LDA example in multivariatestats.jl flipped x and y values

Hello, good morning.

Days ago I started looking the multivariatestats.jl to do some pca and lda analysis, and notice that lda plots data inverted in this example:


	iris = dataset("datasets", "iris")

	X = Matrix(iris[1:2:end,1:4])'
	X_labels = Vector(iris[1:2:end,5])
	pca = fit(PCA, X; maxoutdim=2)
	Ypca = predict(pca, X)

	lda = fit(MulticlassLDA, X, X_labels; outdim=2)
	Ylda = predict(lda, X)
	p = plot(layout=(1,2), size=(800,300))
	for s in ["setosa", "versicolor", "virginica"]
	    points = Ypca[:,X_labels.==s]
	    scatter!(p[1], points[1,:],points[2,:], label=s, legend=:bottomleft)
	    points = Ylda[:,X_labels.==s]
	    scatter!(p[2], points[1,:],points[2,:], label=s, legend=:bottomleft)
	plot!(p[1], title="PCA")
	plot!(p[2], title="LDA")


From page example:

From my machine

Is this a bug, or different results are normal?
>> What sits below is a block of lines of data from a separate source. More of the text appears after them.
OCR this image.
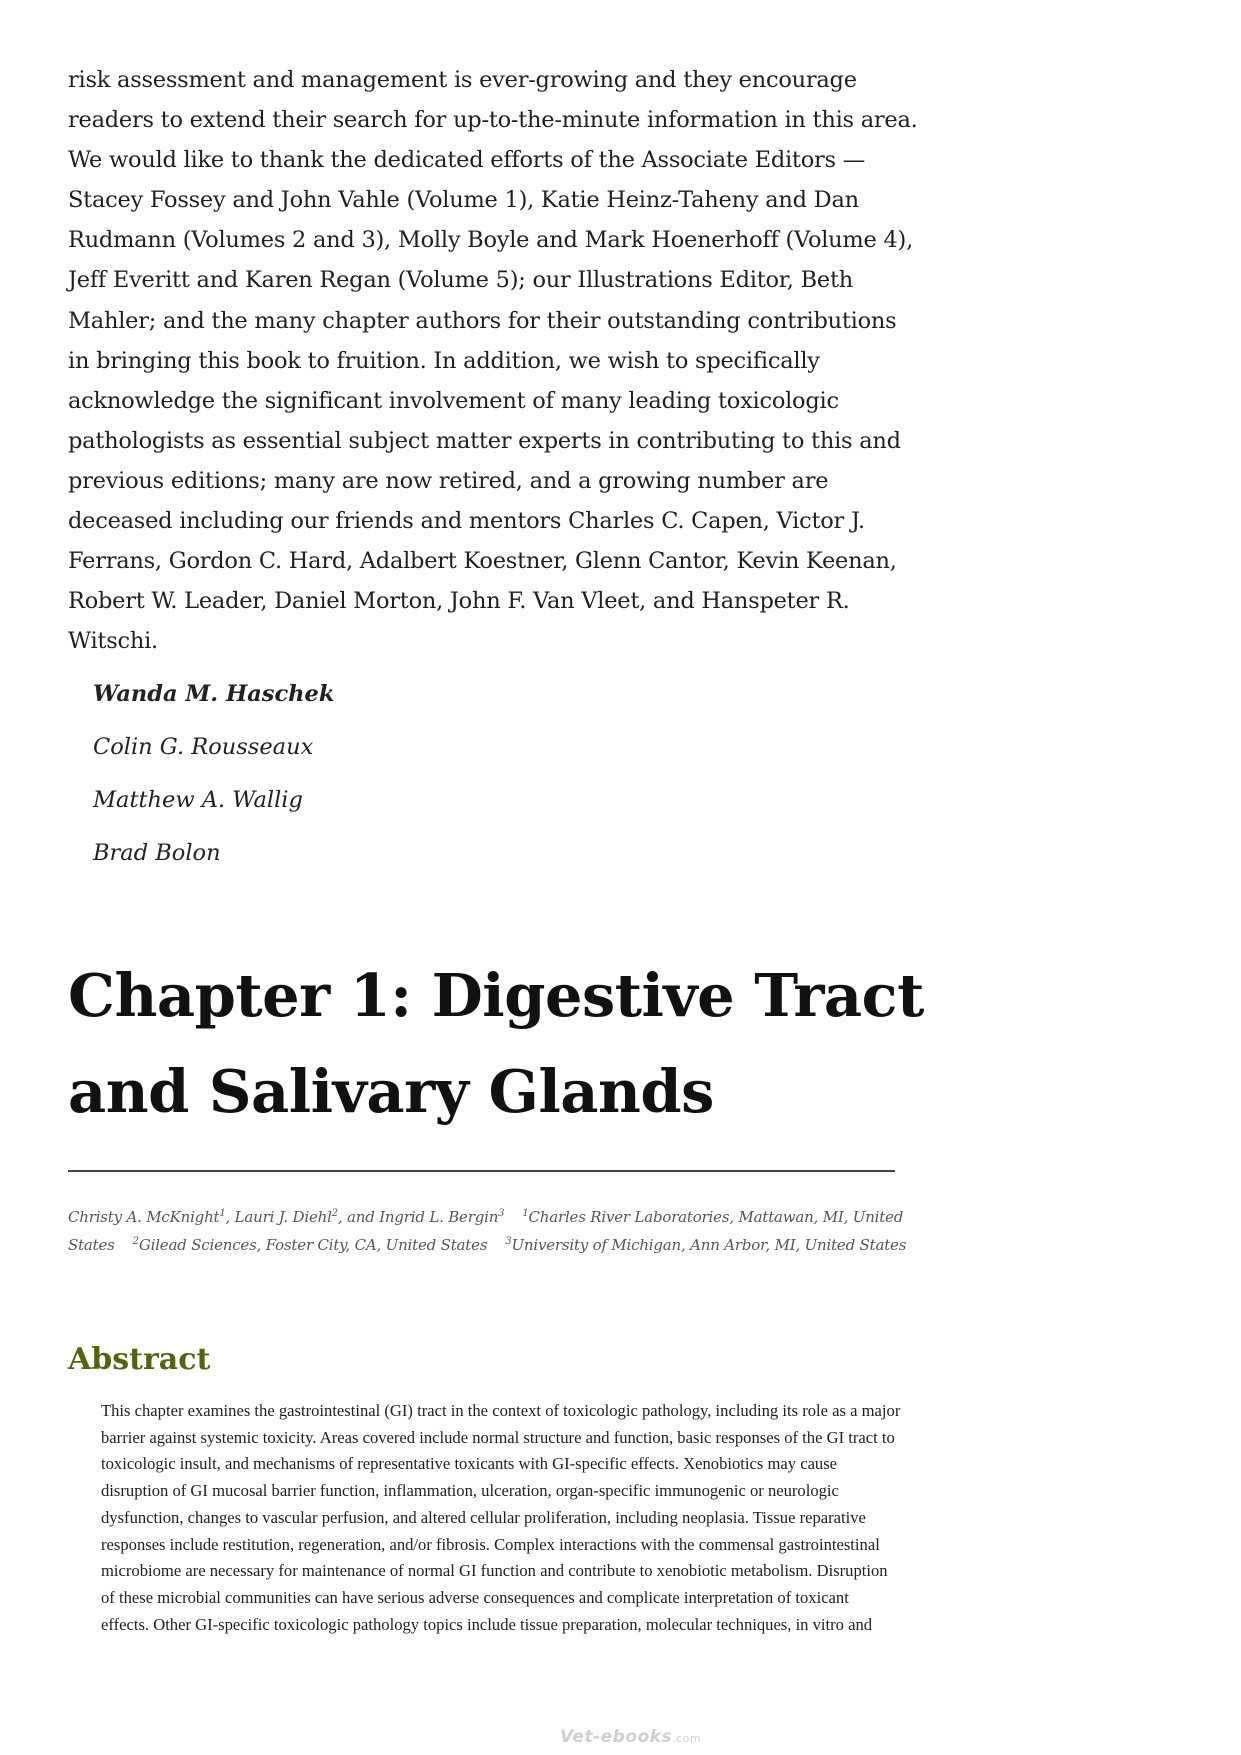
risk assessment and management is ever-growing and they encourage readers to extend their search for up-to-the-minute information in this area. We would like to thank the dedicated efforts of the Associate Editors —Stacey Fossey and John Vahle (Volume 1), Katie Heinz-Taheny and Dan Rudmann (Volumes 2 and 3), Molly Boyle and Mark Hoenerhoff (Volume 4), Jeff Everitt and Karen Regan (Volume 5); our Illustrations Editor, Beth Mahler; and the many chapter authors for their outstanding contributions in bringing this book to fruition. In addition, we wish to specifically acknowledge the significant involvement of many leading toxicologic pathologists as essential subject matter experts in contributing to this and previous editions; many are now retired, and a growing number are deceased including our friends and mentors Charles C. Capen, Victor J. Ferrans, Gordon C. Hard, Adalbert Koestner, Glenn Cantor, Kevin Keenan, Robert W. Leader, Daniel Morton, John F. Van Vleet, and Hanspeter R. Witschi.

Wanda M. Haschek
Colin G. Rousseaux
Matthew A. Wallig
Brad Bolon
Chapter 1: Digestive Tract
and Salivary Glands

Christy A. McKnight$^1$, Lauri J. Diehl$^2$, and Ingrid L. Bergin$^3$ $^1$Charles River Laboratories, Mattawan, MI, United States $^2$Gilead Sciences, Foster City, CA, United States $^3$University of Michigan, Ann Arbor, MI, United States

Abstract

This chapter examines the gastrointestinal (GI) tract in the context of toxicologic pathology, including its role as a major barrier against systemic toxicity. Areas covered include normal structure and function, basic responses of the GI tract to toxicologic insult, and mechanisms of representative toxicants with GI-specific effects. Xenobiotics may cause disruption of GI mucosal barrier function, inflammation, ulceration, organ-specific immunogenic or neurologic dysfunction, changes to vascular perfusion, and altered cellular proliferation, including neoplasia. Tissue reparative responses include restitution, regeneration, and/or fibrosis. Complex interactions with the commensal gastrointestinal microbiome are necessary for maintenance of normal GI function and contribute to xenobiotic metabolism. Disruption of these microbial communities can have serious adverse consequences and complicate interpretation of toxicant effects. Other GI-specific toxicologic pathology topics include tissue preparation, molecular techniques, in vitro and

Vet-ebooks.com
LDA is easy to implement, so here is LDA based on inverse regression.

iris = dataset("datasets", "iris")

# Note I don't transpose X
X = Matrix(iris[1:2:end,1:4])
X_labels = Vector(iris[1:2:end,5]);

using Statistics, LinearAlgebra, DataFrames

indmat(Iv) = (Iv.==permutedims(unique(Iv)))

function lda(X, Xlbls)
    μX = mean(X, dims=1)
    Xw = svd(X.-μX).U # whiten X
    Xw ./= std(Xw, dims=1) # make unit variance
    Ya = indmat(Xlbls)
    Σh = cov(Xw, Ya)/cov(Ya)*cov(Ya,Xw) # Prediction covariance
    V = eigvecs(Σh, sortby=x->-abs(x))
    DC = Xw*V     # Discriminant Components
    df = DataFrame(DC, [:DC1, :DC2, :DC3, :DC4])
    df.xlbl = Xlbls  
    return df

DC = lda(X, X_labels)

# Plot

So the discriminant vectors V are the eigenvectors of a prediction covariance matrix Σh.
I guess you know that eigenvectors are not unique and only defined up to a multiple
(so yes you can get inverted signs). Note my DCs are centered and have unit variance (which is my preference).


thats means results in multivariatestats.jl are correct, even if thei are flipped?

The scatterplot looks correct. But their non-centered DC2 would prompt me to look at the MultivariateStats.jl code (if I was using it).

1 Like

Thank you. I had opened an issue in github. Will wait people do their cents before I close it.